Berlin : Milliardenschäden durch Wirtschaftskriminalität

In Berlin entstehen nach Presseberichten durch Wirtschaftskriminalität jährlich Schäden in Milliardenhöhe. Allein im vergangenen Jahr seien dadurch in der Hauptstadt rund 1,15 Milliarden Mark (588 Mio Euro) verloren gegangen, sagte Peter Krüger von der Gewerkschaft der Polizei in einem Interview. Dabei handele es sich lediglich um die Summe aus den aufgedeckten Taten. Nur jede zehnte Straftat in dem Bereich werde aber überhaupt bekannt.

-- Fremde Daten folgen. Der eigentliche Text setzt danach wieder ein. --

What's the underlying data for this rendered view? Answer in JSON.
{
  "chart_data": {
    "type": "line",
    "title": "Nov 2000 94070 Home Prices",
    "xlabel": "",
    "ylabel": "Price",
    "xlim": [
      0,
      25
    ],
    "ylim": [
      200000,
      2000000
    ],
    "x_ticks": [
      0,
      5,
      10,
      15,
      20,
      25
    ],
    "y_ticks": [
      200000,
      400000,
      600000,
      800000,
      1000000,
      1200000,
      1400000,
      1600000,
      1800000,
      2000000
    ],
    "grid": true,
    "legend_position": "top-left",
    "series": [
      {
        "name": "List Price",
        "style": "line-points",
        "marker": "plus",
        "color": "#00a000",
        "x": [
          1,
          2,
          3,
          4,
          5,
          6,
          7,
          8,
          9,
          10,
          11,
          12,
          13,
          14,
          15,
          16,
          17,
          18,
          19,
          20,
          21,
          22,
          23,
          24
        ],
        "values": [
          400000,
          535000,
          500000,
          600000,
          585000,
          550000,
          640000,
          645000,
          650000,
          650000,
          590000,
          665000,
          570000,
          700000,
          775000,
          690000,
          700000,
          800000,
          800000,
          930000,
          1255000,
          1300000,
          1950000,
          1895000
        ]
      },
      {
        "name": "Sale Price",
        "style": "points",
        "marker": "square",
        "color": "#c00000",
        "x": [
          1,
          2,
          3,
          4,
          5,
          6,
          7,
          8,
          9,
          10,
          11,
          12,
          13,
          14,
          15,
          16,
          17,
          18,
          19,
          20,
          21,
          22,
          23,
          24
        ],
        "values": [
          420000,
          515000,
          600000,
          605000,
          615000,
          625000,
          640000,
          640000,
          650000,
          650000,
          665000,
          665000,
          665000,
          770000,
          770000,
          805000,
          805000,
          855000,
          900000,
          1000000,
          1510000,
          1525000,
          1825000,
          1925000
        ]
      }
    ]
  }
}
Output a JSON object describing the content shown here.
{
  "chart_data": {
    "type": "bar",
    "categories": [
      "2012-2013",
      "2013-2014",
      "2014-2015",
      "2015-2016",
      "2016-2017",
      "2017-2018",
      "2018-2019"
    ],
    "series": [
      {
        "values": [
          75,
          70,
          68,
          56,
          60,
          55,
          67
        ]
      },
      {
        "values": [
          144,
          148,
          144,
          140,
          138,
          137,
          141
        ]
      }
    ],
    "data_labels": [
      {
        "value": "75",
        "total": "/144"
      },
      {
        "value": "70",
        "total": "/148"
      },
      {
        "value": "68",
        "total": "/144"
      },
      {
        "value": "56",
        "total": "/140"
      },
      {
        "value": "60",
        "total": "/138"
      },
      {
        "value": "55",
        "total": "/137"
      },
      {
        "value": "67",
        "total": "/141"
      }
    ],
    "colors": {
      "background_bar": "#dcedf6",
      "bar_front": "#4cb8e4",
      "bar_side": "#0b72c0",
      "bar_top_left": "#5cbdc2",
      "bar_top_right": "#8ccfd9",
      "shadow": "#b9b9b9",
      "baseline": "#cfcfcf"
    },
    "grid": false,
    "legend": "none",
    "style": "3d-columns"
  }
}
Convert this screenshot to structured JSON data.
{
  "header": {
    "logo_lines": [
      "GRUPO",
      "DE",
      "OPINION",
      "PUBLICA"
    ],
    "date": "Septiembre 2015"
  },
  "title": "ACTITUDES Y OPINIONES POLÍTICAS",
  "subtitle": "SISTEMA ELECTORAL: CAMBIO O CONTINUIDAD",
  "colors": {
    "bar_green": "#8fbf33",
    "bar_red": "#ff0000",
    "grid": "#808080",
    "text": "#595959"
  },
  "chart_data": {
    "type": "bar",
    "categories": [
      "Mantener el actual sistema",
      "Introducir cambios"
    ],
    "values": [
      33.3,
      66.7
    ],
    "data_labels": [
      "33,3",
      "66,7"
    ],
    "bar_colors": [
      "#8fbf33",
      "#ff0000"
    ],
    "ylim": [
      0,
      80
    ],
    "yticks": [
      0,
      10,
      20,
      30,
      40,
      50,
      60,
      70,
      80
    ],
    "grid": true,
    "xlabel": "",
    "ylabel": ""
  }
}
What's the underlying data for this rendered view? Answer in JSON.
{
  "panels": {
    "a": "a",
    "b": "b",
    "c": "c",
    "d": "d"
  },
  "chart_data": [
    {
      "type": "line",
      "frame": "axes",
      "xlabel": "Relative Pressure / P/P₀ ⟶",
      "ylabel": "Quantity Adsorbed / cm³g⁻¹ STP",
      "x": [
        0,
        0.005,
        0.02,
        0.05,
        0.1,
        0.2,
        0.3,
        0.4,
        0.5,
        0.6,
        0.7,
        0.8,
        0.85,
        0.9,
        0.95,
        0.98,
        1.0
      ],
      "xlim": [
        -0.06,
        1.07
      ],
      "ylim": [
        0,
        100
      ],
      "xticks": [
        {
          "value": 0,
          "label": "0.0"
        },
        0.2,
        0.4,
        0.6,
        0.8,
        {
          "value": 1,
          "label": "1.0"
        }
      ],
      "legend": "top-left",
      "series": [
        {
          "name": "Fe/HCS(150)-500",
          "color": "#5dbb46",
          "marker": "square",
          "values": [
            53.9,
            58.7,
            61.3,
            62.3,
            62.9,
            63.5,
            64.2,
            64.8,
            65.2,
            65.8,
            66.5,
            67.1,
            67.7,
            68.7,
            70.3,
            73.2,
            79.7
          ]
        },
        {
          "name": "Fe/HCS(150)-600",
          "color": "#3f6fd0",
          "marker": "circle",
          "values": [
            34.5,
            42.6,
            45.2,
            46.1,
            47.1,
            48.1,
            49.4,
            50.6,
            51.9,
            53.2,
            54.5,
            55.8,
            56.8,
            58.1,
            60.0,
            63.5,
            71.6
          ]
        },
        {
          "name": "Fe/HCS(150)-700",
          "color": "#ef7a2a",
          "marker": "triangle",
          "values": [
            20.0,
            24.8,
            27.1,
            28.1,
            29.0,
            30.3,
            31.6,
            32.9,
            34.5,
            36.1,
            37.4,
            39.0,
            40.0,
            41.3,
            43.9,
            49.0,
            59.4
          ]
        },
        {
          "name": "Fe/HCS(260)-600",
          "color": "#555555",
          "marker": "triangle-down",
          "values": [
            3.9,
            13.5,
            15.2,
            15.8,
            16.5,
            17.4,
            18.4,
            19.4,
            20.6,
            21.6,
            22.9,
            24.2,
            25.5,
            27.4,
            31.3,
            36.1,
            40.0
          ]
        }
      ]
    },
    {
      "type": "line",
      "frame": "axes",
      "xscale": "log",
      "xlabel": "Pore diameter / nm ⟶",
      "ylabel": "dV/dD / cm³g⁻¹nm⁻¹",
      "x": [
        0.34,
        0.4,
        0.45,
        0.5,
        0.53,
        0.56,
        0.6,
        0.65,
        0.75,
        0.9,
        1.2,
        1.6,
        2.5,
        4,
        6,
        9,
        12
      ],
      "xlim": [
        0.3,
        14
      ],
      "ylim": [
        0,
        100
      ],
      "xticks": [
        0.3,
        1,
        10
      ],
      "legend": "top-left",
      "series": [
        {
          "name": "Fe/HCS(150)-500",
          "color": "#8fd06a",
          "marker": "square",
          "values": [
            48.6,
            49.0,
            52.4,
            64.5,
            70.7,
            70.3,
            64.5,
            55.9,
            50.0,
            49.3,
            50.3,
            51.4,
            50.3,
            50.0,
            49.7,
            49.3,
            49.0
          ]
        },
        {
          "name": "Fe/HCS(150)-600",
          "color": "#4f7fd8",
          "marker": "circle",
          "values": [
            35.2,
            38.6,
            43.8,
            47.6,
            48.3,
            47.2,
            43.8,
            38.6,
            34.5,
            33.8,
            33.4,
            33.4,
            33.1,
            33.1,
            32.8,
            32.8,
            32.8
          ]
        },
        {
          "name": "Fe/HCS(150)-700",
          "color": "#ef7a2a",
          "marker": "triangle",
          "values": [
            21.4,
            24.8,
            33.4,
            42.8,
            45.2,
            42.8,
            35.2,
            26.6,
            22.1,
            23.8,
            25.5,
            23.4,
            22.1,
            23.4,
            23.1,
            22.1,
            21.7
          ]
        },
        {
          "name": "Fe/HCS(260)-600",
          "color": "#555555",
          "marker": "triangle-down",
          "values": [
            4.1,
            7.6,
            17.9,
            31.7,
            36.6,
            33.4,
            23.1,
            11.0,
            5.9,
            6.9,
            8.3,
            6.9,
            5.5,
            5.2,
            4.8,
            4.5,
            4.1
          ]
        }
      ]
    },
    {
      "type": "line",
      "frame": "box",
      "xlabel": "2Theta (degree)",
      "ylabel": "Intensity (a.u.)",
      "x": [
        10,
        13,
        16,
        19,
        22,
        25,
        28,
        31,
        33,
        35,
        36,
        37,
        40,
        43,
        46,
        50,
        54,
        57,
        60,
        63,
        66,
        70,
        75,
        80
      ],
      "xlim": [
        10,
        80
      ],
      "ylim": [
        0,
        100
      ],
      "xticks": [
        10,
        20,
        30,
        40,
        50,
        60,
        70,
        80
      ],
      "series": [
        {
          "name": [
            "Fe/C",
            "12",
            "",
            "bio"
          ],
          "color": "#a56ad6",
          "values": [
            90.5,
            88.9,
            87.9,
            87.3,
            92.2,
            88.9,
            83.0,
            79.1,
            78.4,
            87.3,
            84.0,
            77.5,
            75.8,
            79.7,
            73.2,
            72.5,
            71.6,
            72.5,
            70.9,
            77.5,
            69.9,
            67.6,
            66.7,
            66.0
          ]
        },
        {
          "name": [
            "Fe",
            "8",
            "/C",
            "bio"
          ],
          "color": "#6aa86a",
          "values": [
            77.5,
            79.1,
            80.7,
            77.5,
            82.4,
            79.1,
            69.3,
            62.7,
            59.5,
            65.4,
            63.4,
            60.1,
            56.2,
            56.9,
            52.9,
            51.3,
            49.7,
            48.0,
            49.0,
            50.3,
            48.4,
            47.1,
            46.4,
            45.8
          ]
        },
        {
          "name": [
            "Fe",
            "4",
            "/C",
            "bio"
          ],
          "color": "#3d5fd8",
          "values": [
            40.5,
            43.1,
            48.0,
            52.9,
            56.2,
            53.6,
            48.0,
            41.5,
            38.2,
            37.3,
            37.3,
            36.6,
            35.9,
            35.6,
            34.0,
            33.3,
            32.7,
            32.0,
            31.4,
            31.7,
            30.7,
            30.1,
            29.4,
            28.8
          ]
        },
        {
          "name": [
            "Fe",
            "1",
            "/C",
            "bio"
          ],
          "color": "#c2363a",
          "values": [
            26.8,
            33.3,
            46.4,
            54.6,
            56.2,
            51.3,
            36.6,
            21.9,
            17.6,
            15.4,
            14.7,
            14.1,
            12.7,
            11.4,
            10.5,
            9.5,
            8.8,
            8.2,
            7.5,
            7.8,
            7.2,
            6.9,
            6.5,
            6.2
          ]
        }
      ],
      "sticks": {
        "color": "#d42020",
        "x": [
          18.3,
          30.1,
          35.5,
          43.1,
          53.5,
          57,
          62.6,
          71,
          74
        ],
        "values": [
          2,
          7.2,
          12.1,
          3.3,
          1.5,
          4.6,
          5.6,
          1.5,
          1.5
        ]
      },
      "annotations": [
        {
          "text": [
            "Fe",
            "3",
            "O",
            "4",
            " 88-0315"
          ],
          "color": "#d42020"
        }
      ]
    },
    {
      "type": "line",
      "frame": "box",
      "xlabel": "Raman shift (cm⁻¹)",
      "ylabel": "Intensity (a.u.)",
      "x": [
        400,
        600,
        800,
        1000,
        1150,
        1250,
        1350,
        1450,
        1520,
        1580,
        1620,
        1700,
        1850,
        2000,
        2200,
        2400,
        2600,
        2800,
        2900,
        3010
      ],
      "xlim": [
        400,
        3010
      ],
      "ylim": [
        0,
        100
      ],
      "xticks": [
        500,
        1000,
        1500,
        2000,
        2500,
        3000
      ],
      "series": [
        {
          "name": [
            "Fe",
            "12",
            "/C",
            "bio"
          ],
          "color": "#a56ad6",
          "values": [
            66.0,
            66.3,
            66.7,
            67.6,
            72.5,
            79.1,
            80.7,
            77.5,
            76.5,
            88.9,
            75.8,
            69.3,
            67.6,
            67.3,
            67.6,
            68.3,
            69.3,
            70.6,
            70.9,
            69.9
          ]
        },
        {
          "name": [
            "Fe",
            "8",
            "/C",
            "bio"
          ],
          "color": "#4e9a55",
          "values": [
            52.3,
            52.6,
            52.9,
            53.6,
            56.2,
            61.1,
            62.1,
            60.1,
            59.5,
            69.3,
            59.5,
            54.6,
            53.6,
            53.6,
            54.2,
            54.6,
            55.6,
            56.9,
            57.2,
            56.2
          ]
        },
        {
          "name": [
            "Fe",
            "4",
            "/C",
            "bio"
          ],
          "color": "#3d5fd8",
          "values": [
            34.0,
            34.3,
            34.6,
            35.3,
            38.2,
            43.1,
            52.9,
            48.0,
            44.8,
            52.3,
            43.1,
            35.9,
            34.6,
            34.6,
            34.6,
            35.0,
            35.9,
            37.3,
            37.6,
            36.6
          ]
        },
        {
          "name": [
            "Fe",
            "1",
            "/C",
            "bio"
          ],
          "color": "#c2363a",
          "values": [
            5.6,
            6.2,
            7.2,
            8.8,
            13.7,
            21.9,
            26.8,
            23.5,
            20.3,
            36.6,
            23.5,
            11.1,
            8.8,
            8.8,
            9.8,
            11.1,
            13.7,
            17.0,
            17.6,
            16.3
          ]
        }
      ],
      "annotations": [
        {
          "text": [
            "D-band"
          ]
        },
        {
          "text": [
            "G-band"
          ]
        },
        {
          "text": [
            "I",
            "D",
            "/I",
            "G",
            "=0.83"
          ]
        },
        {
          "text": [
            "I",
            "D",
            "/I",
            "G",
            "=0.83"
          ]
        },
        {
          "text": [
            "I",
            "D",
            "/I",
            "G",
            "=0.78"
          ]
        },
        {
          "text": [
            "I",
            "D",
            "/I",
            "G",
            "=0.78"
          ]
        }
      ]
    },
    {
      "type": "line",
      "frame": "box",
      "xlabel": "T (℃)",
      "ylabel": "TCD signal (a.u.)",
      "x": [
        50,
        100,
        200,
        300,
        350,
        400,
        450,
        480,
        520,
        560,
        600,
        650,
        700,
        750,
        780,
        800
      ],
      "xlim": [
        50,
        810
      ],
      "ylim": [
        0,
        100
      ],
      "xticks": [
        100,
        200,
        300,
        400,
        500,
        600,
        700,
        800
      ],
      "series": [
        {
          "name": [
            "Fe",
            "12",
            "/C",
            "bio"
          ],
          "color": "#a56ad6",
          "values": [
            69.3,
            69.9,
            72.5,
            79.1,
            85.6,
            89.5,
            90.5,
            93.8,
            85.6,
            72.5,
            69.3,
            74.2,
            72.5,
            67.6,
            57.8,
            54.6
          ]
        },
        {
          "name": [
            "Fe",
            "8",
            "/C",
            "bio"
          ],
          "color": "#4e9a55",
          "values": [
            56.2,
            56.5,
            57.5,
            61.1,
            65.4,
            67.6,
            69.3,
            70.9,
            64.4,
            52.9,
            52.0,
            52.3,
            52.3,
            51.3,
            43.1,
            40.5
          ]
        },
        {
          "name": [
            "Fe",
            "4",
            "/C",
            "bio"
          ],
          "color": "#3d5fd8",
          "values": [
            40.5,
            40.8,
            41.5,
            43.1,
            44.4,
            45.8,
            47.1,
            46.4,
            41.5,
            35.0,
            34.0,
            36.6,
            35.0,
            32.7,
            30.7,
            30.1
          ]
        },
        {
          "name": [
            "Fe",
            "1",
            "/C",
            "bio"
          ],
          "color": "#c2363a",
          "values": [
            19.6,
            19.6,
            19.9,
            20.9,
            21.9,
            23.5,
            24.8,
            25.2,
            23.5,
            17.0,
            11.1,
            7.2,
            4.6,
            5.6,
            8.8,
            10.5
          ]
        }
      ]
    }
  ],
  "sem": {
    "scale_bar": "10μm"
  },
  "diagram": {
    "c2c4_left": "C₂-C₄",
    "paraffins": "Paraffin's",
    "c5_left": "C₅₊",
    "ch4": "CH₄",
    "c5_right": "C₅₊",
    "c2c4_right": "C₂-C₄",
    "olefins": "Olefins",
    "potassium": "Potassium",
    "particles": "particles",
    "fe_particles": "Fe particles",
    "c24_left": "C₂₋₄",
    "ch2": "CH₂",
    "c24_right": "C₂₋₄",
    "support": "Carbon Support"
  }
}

Nach Ansicht des stellvertretenden Bundesvorsitzenden des Bundes Deutscher Kriminalbeamter, Holger Bernsee, gibt es zu wenig Kripobeamte für die Bekämpfung von Wirtschaftsdelikten. Es fehle vor allem an Bilanzbuchhaltern, Betriebsprüfern und Computerspezialisten, die in der Lage seien, das beschlagnahmte Material auszuwerten.

Die Vorsitzende der Vereinigung Berliner Staatsanwälte, Vera Junker, sagte, um einen Fall vor der Verjährung zu retten, müsse oft auf wichtige Anklagepunkte verzichtet werden. Die Staatsanwaltschaft für Wirtschaftskriminalität in Berlin schiebt nach ihren Angaben permanent einen Berg von 3400 unbearbeiteten Fällen vor sich her.